You define your hierarchical parameters as K-vectors, much like your set of predictors, but in your model block you do not index them. For example:

    for (k in 1:K) {
      beta[k] ~ normal(gamma, tau);
    }

Should maybe be:

    for (k in 1:K) {
      beta[k] ~ normal(gamma[k], tau[k]);
    }

Or perhaps you intended to have a shared prior for all of your parameters?

1 Like

Also for the sequential chains issue – is the mc.cores parameter set properly for your session in R?

1 Like

I think the line here can be written fully vectorized

  beta ~ normal(gamma, tau);

Else @amas0 points out unless you wanted shared priors

Going to the docs linked by the warning messages says that

When there are divergent transitions in the model, high R-hat is often just another symptom of the problematic geometry that caused the divergences. If there are “maximum treedepth” warnings alongside high R-hat, it usually reflects a problematic geometry of the posterior that is hard to traverse efficiently and is often a side effect of setting very high adapt_delta in an attempt to resolve divergences.

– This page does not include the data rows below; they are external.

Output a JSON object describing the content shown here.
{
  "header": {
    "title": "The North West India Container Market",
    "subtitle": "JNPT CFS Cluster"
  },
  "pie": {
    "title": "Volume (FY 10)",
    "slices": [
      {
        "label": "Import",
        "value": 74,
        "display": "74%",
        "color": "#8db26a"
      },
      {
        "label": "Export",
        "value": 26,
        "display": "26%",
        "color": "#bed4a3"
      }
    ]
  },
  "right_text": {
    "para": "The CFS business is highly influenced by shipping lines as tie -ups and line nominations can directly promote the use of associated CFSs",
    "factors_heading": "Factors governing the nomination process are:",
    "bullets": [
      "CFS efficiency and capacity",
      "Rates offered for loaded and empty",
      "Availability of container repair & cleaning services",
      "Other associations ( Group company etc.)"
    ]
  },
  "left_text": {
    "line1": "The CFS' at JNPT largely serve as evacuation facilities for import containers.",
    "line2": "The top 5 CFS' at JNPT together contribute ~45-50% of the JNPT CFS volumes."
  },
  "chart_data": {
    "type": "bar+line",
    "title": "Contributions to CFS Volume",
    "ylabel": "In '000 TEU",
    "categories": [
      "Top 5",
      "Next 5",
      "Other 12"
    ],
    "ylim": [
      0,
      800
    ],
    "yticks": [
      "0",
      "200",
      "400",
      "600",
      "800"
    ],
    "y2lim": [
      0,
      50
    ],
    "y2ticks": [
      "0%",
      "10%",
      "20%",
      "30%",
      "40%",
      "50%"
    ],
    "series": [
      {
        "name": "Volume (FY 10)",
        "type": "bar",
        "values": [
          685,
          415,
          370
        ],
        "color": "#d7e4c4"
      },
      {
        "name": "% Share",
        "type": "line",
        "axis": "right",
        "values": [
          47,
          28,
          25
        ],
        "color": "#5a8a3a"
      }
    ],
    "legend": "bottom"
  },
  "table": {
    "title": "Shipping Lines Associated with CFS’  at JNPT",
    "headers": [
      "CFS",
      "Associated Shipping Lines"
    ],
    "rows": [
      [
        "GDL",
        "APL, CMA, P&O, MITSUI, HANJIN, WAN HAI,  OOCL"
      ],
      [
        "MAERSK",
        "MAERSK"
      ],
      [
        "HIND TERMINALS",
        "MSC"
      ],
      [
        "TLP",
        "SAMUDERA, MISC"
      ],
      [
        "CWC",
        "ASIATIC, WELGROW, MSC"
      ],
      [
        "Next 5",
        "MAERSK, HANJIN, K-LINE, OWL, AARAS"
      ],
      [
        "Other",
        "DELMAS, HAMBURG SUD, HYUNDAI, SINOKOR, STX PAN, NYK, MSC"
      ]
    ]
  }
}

What might be helpful is if you simulate fake data based on your model and priors, attempting to a distribution that is similar to your target y.

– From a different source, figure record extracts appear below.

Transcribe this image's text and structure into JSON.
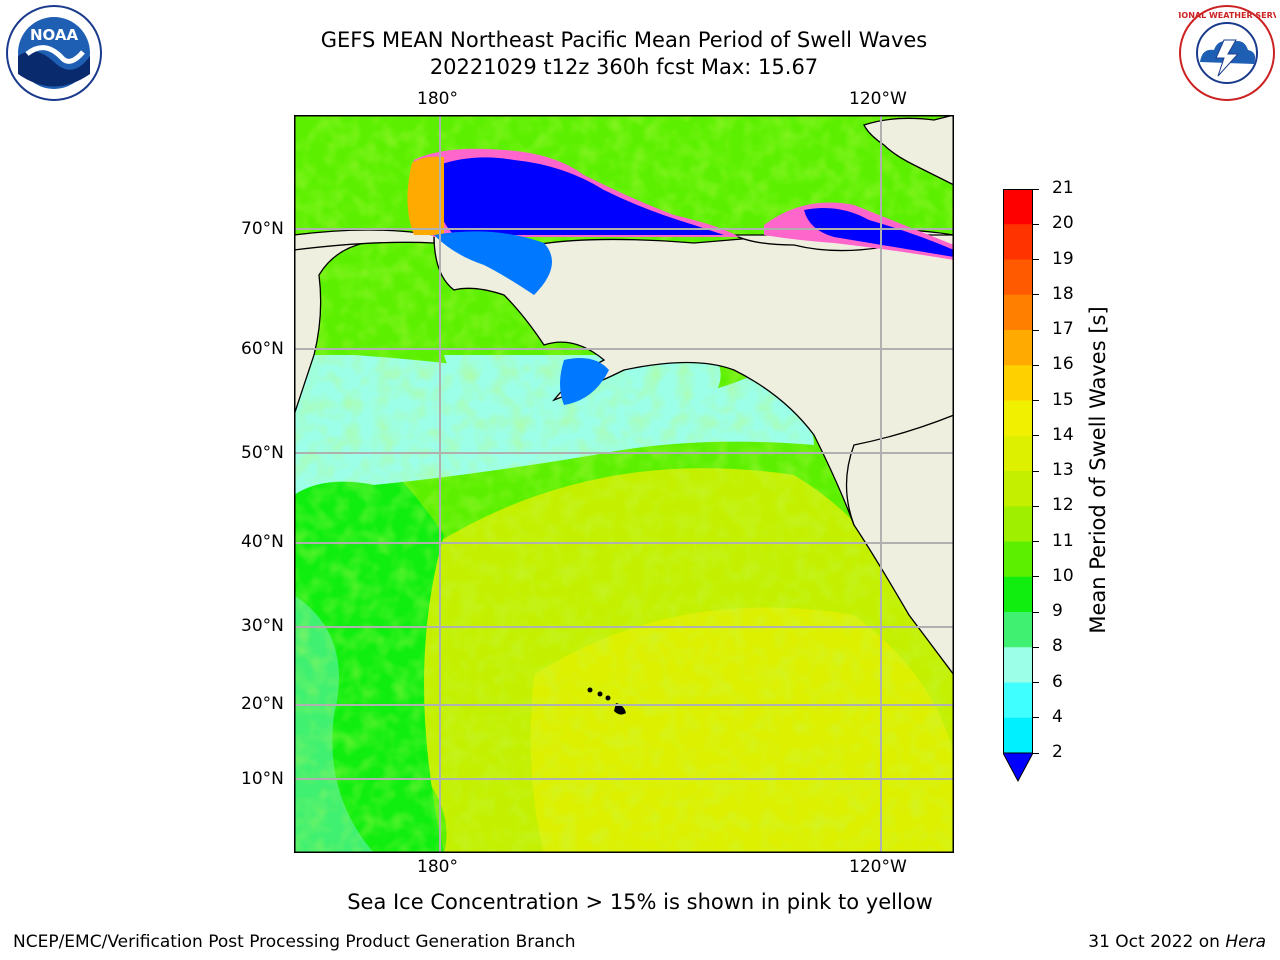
{
  "title": "GEFS MEAN Northeast Pacific Mean Period of Swell Waves",
  "subtitle": "20221029 t12z 360h fcst   Max: 15.67",
  "logos": {
    "left": {
      "icon": "noaa-logo",
      "text": "NOAA"
    },
    "right": {
      "icon": "nws-logo",
      "text": "NATIONAL WEATHER SERVICE"
    }
  },
  "map": {
    "lon_labels_top": [
      "180°",
      "120°W"
    ],
    "lon_labels_bottom": [
      "180°",
      "120°W"
    ],
    "lat_labels": [
      "70°N",
      "60°N",
      "50°N",
      "40°N",
      "30°N",
      "20°N",
      "10°N"
    ],
    "colors": {
      "land": "#efefe0",
      "coast": "#000000",
      "grid": "#b0b0b0"
    }
  },
  "colorbar": {
    "label": "Mean Period of Swell Waves [s]",
    "ticks": [
      "21",
      "20",
      "19",
      "18",
      "17",
      "16",
      "15",
      "14",
      "13",
      "12",
      "11",
      "10",
      "9",
      "8",
      "6",
      "4",
      "2"
    ],
    "colors": [
      "#ff0000",
      "#ff3300",
      "#ff5a00",
      "#ff8000",
      "#ffaa00",
      "#ffd000",
      "#f0f000",
      "#ddf000",
      "#c4f000",
      "#9ef000",
      "#5cf000",
      "#10ee10",
      "#40f070",
      "#9cffe8",
      "#40ffff",
      "#00f0ff",
      "#00d0ff",
      "#0078ff"
    ],
    "under_color": "#0000ff"
  },
  "note": "Sea Ice Concentration > 15% is shown in pink to yellow",
  "footer": {
    "left": "NCEP/EMC/Verification Post Processing Product Generation Branch",
    "right_prefix": "31 Oct 2022 on ",
    "right_machine": "Hera"
  }
}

Also are you sure you posted the model that you compiled and ran? alpha is a real while gamma and tau are vectors which looking at the code for the stan math library I think that should throw either compile or runtime error

1 Like

I set it now, it works thank you!

@stevebronder this compiles and runs for me on 2.29.1; I think it is doing the analogous thing to the program in the OP. It’s a bit counterintuitive that it runs, and I can only make an educated guess as to what it’s doing, but it does run:

parameters {
  vector[10] alpha;
  real beta;
}
model {
  alpha ~ std_normal();
  beta ~ normal(alpha, 1);
}

Yup it does run.

That’s more iterations than you should need for most well-behaved problems. When you see that every transition exceeds max tree depth, there are bigger problems.

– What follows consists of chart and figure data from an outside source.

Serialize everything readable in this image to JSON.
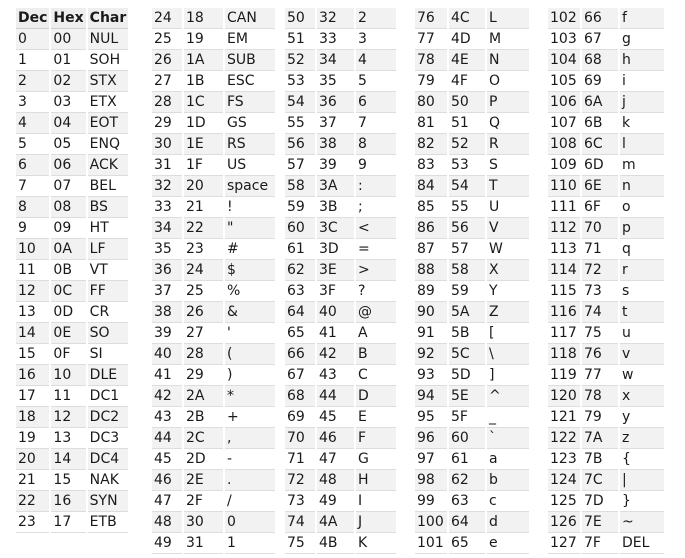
{
  "header": {
    "dec": "Dec",
    "hex": "Hex",
    "char": "Char"
  },
  "columns": [
    [
      [
        "0",
        "00",
        "NUL"
      ],
      [
        "1",
        "01",
        "SOH"
      ],
      [
        "2",
        "02",
        "STX"
      ],
      [
        "3",
        "03",
        "ETX"
      ],
      [
        "4",
        "04",
        "EOT"
      ],
      [
        "5",
        "05",
        "ENQ"
      ],
      [
        "6",
        "06",
        "ACK"
      ],
      [
        "7",
        "07",
        "BEL"
      ],
      [
        "8",
        "08",
        "BS"
      ],
      [
        "9",
        "09",
        "HT"
      ],
      [
        "10",
        "0A",
        "LF"
      ],
      [
        "11",
        "0B",
        "VT"
      ],
      [
        "12",
        "0C",
        "FF"
      ],
      [
        "13",
        "0D",
        "CR"
      ],
      [
        "14",
        "0E",
        "SO"
      ],
      [
        "15",
        "0F",
        "SI"
      ],
      [
        "16",
        "10",
        "DLE"
      ],
      [
        "17",
        "11",
        "DC1"
      ],
      [
        "18",
        "12",
        "DC2"
      ],
      [
        "19",
        "13",
        "DC3"
      ],
      [
        "20",
        "14",
        "DC4"
      ],
      [
        "21",
        "15",
        "NAK"
      ],
      [
        "22",
        "16",
        "SYN"
      ],
      [
        "23",
        "17",
        "ETB"
      ]
    ],
    [
      [
        "24",
        "18",
        "CAN"
      ],
      [
        "25",
        "19",
        "EM"
      ],
      [
        "26",
        "1A",
        "SUB"
      ],
      [
        "27",
        "1B",
        "ESC"
      ],
      [
        "28",
        "1C",
        "FS"
      ],
      [
        "29",
        "1D",
        "GS"
      ],
      [
        "30",
        "1E",
        "RS"
      ],
      [
        "31",
        "1F",
        "US"
      ],
      [
        "32",
        "20",
        "space"
      ],
      [
        "33",
        "21",
        "!"
      ],
      [
        "34",
        "22",
        "\""
      ],
      [
        "35",
        "23",
        "#"
      ],
      [
        "36",
        "24",
        "$"
      ],
      [
        "37",
        "25",
        "%"
      ],
      [
        "38",
        "26",
        "&"
      ],
      [
        "39",
        "27",
        "'"
      ],
      [
        "40",
        "28",
        "("
      ],
      [
        "41",
        "29",
        ")"
      ],
      [
        "42",
        "2A",
        "*"
      ],
      [
        "43",
        "2B",
        "+"
      ],
      [
        "44",
        "2C",
        ","
      ],
      [
        "45",
        "2D",
        "-"
      ],
      [
        "46",
        "2E",
        "."
      ],
      [
        "47",
        "2F",
        "/"
      ],
      [
        "48",
        "30",
        "0"
      ],
      [
        "49",
        "31",
        "1"
      ]
    ],
    [
      [
        "50",
        "32",
        "2"
      ],
      [
        "51",
        "33",
        "3"
      ],
      [
        "52",
        "34",
        "4"
      ],
      [
        "53",
        "35",
        "5"
      ],
      [
        "54",
        "36",
        "6"
      ],
      [
        "55",
        "37",
        "7"
      ],
      [
        "56",
        "38",
        "8"
      ],
      [
        "57",
        "39",
        "9"
      ],
      [
        "58",
        "3A",
        ":"
      ],
      [
        "59",
        "3B",
        ";"
      ],
      [
        "60",
        "3C",
        "<"
      ],
      [
        "61",
        "3D",
        "="
      ],
      [
        "62",
        "3E",
        ">"
      ],
      [
        "63",
        "3F",
        "?"
      ],
      [
        "64",
        "40",
        "@"
      ],
      [
        "65",
        "41",
        "A"
      ],
      [
        "66",
        "42",
        "B"
      ],
      [
        "67",
        "43",
        "C"
      ],
      [
        "68",
        "44",
        "D"
      ],
      [
        "69",
        "45",
        "E"
      ],
      [
        "70",
        "46",
        "F"
      ],
      [
        "71",
        "47",
        "G"
      ],
      [
        "72",
        "48",
        "H"
      ],
      [
        "73",
        "49",
        "I"
      ],
      [
        "74",
        "4A",
        "J"
      ],
      [
        "75",
        "4B",
        "K"
      ]
    ],
    [
      [
        "76",
        "4C",
        "L"
      ],
      [
        "77",
        "4D",
        "M"
      ],
      [
        "78",
        "4E",
        "N"
      ],
      [
        "79",
        "4F",
        "O"
      ],
      [
        "80",
        "50",
        "P"
      ],
      [
        "81",
        "51",
        "Q"
      ],
      [
        "82",
        "52",
        "R"
      ],
      [
        "83",
        "53",
        "S"
      ],
      [
        "84",
        "54",
        "T"
      ],
      [
        "85",
        "55",
        "U"
      ],
      [
        "86",
        "56",
        "V"
      ],
      [
        "87",
        "57",
        "W"
      ],
      [
        "88",
        "58",
        "X"
      ],
      [
        "89",
        "59",
        "Y"
      ],
      [
        "90",
        "5A",
        "Z"
      ],
      [
        "91",
        "5B",
        "["
      ],
      [
        "92",
        "5C",
        "\\"
      ],
      [
        "93",
        "5D",
        "]"
      ],
      [
        "94",
        "5E",
        "^"
      ],
      [
        "95",
        "5F",
        "_"
      ],
      [
        "96",
        "60",
        "`"
      ],
      [
        "97",
        "61",
        "a"
      ],
      [
        "98",
        "62",
        "b"
      ],
      [
        "99",
        "63",
        "c"
      ],
      [
        "100",
        "64",
        "d"
      ],
      [
        "101",
        "65",
        "e"
      ]
    ],
    [
      [
        "102",
        "66",
        "f"
      ],
      [
        "103",
        "67",
        "g"
      ],
      [
        "104",
        "68",
        "h"
      ],
      [
        "105",
        "69",
        "i"
      ],
      [
        "106",
        "6A",
        "j"
      ],
      [
        "107",
        "6B",
        "k"
      ],
      [
        "108",
        "6C",
        "l"
      ],
      [
        "109",
        "6D",
        "m"
      ],
      [
        "110",
        "6E",
        "n"
      ],
      [
        "111",
        "6F",
        "o"
      ],
      [
        "112",
        "70",
        "p"
      ],
      [
        "113",
        "71",
        "q"
      ],
      [
        "114",
        "72",
        "r"
      ],
      [
        "115",
        "73",
        "s"
      ],
      [
        "116",
        "74",
        "t"
      ],
      [
        "117",
        "75",
        "u"
      ],
      [
        "118",
        "76",
        "v"
      ],
      [
        "119",
        "77",
        "w"
      ],
      [
        "120",
        "78",
        "x"
      ],
      [
        "121",
        "79",
        "y"
      ],
      [
        "122",
        "7A",
        "z"
      ],
      [
        "123",
        "7B",
        "{"
      ],
      [
        "124",
        "7C",
        "|"
      ],
      [
        "125",
        "7D",
        "}"
      ],
      [
        "126",
        "7E",
        "~"
      ],
      [
        "127",
        "7F",
        "DEL"
      ]
    ]
  ]
}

With your data size, the real problem is probably that you’re using a centered parameterization. You can change that to non-centered this way:

real<offset=gamma, multiplier=tau> alpha;
vector<offset=gamma, multiplier=tau>[K] beta;

Usually the intercepts get wider priors that are unrelated to the slopes. But I just rewrote your model. The offset/multiplier don’t change the target density, just the geometry over which sampling takes place.